As to the claims that he didn’t play defense? Not so, said Taylor.

“We forced a record number of turnovers,” he said.

To Taylor, the record is not tarnished.

“I don’t think I’m going to remember this game for how others see it,” he said. “I think I’m going to see it as what an amazing game it was. How unselfish my teammates were. I don’t think I’m going to remember how the critics viewed the game.’’

Looking ahead

What a difference a half-century makes. Virtually all that exists from Wilt Chamberlain’s 100-point game against the Knicks on March 2, 1962, is a cheesy locker room picture of him holding up a sign that reads “100.”

But within minutes of the Grinnell-Faith Baptist game, there were clips of “Mister 138” on YouTube.

“It still hasn’t really sunk in yet,” he said.

Bevo Francis never played in the NBA. He never bragged about his record.

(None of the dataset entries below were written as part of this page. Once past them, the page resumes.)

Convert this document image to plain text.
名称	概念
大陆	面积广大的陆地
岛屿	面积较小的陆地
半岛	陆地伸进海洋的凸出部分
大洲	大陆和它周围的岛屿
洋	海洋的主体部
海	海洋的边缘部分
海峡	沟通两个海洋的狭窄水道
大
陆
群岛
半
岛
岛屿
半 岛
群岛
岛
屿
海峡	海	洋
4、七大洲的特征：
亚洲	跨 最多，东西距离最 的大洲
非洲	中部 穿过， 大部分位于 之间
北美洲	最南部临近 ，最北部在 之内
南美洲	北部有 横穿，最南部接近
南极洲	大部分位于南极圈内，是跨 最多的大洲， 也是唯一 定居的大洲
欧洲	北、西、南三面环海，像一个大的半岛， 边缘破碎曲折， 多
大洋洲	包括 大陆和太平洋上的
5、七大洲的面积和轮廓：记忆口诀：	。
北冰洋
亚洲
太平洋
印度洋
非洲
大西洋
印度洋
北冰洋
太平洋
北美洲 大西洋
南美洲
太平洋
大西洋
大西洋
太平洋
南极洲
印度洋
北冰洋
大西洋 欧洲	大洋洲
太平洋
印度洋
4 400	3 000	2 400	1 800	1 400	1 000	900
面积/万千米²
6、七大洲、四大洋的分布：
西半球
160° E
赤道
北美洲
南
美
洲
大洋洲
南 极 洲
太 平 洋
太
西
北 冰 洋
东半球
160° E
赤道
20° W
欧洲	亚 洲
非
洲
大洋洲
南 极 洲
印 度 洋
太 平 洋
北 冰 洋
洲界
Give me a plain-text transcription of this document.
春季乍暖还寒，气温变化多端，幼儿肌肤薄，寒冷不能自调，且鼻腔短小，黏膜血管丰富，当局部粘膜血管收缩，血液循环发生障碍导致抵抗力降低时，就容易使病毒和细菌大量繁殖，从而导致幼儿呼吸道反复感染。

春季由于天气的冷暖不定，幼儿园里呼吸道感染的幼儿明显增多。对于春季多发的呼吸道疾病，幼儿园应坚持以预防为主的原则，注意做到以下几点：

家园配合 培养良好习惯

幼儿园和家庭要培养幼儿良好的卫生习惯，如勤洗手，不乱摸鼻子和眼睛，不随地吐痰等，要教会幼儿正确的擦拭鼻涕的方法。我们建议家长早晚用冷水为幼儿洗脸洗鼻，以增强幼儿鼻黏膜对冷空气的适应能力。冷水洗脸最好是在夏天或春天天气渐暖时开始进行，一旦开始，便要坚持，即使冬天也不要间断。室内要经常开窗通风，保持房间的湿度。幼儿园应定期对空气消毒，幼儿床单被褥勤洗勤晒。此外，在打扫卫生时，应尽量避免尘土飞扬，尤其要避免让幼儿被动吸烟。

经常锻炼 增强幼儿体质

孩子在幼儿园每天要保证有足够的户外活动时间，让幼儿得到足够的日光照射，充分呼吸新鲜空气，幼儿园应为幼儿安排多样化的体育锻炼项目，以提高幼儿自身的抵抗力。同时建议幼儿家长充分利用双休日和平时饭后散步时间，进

He worked in a steel mill and was more content to be in the Ohio woods hunting. He issued a statement congratulating Taylor.

The NBA may be out of Taylor’s reach, too.

“I definitely want to play professionally,” he said. “More realistically I’m thinking about playing overseas. I’ll keep working hard and see where the dice falls.”

He wonders if President Obama knows about his new record. He’d love to play in the White House basketball game. Asked what he would do if he had a wide-open three but Obama was screaming for the ball, Taylor smiled.

“That’s a good question,” he said. “I think I’d probably have to give him the rock, unless the game was on the line. If the game was on the line, I’d probably take the shot.”